Viene dentro di me, con un grugnito rabbioso, poi si tira indietro, mi lascia lì, ansimante, le cosce sporche del suo seme.
Si riveste, esce dalla stanza senza guardarmi. Lo sento prendere il telefono, chiamare qualcuno. Non capisco le parole, ma la sua voce è bassa, tagliente.
Poi torna da me.
«Aspetta quei cazzo di ragazzini.
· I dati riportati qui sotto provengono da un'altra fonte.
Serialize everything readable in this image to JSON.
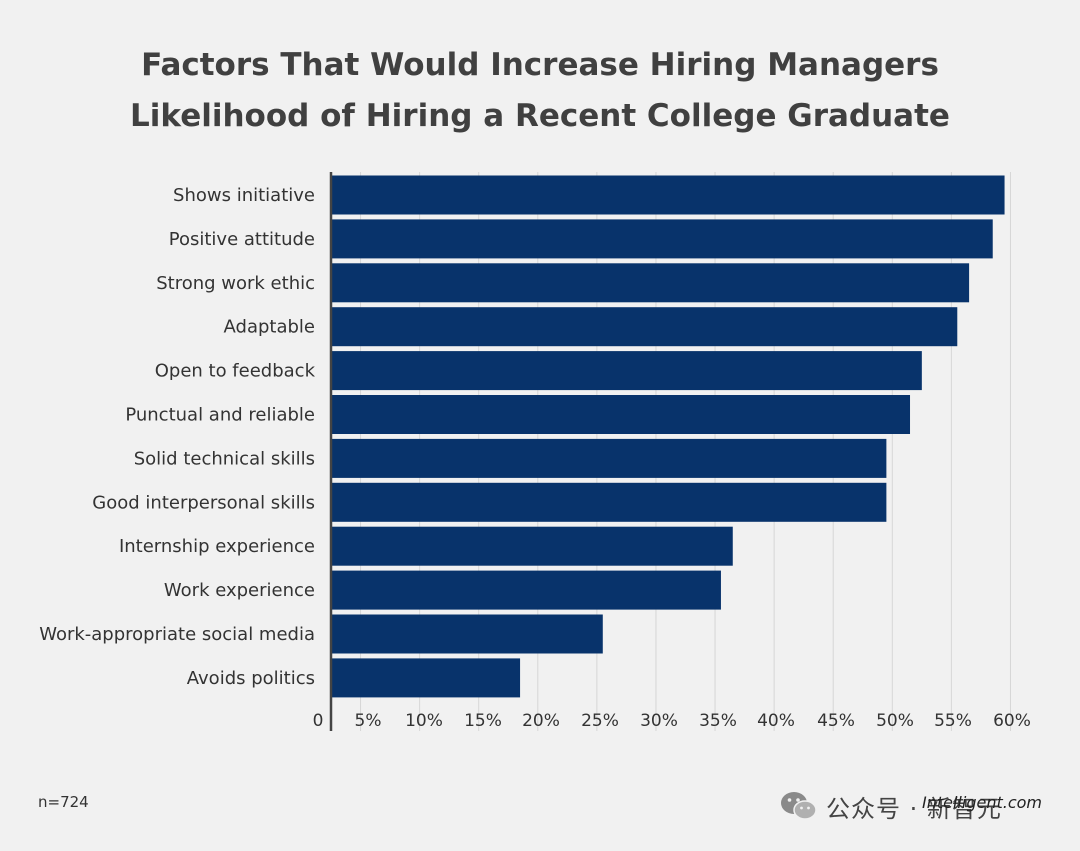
{
  "title_lines": [
    "Factors That Would Increase Hiring Managers",
    "Likelihood of Hiring a Recent College Graduate"
  ],
  "footnote": "n=724",
  "source": "Intelligent.com",
  "watermark": {
    "icon": "wechat-icon",
    "text": "公众号 · 新智元"
  },
  "colors": {
    "background": "#f1f1f1",
    "bar": "#08336b",
    "grid": "#d6d6d6",
    "axis": "#444444",
    "title": "#404040"
  },
  "chart_data": {
    "type": "bar",
    "orientation": "horizontal",
    "title": "Factors That Would Increase Hiring Managers Likelihood of Hiring a Recent College Graduate",
    "categories": [
      "Shows initiative",
      "Positive attitude",
      "Strong work ethic",
      "Adaptable",
      "Open to feedback",
      "Punctual and reliable",
      "Solid technical skills",
      "Good interpersonal skills",
      "Internship experience",
      "Work experience",
      "Work-appropriate social media",
      "Avoids politics"
    ],
    "values": [
      57,
      56,
      54,
      53,
      50,
      49,
      47,
      47,
      34,
      33,
      23,
      16
    ],
    "xlim": [
      0,
      60
    ],
    "tick_values": [
      0,
      5,
      10,
      15,
      20,
      25,
      30,
      35,
      40,
      45,
      50,
      55,
      60
    ],
    "tick_labels": [
      "0",
      "5%",
      "10%",
      "15%",
      "20%",
      "25%",
      "30%",
      "35%",
      "40%",
      "45%",
      "50%",
      "55%",
      "60%"
    ],
    "grid": true,
    "legend": "none"
  }
}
Non dire una parola. Ci penso io.»
Resto lì, nuda, il corpo ancora caldo, il cervello in fiamme. Mi sento umiliata, eccitata, confusa. E quando il campanello suona, il cuore mi esplode nel petto.
Apro la porta. Jake, Marcus e altri due stronzetti. Sorridono, sfrontati, già pronti a tirar fuori i cellulari.
«Ciao, Wendy… Pronta per divertirti?»
Ma le loro facce cambiano quando vedono mio marito dietro di me. E con lui ci sono Marco e Luca. Due bestie. Grossi, con le mani grosse e la voglia di fare male.
«Salve, stronzetti» dice mio marito, la voce di ghiaccio. «Avete finito di giocare con mia moglie.»
I ragazzi ridono nervosi. Jake prova a fare il duro.
«Oh, rilassati, vecchio. Era solo un gioco.»
Ma il suo sorriso si spegne quando il pugno di Marco lo colpisce in piena faccia. Gli altri cercano di scappare, ma Luca li blocca. Parte la rissa. Ma è una carneficina.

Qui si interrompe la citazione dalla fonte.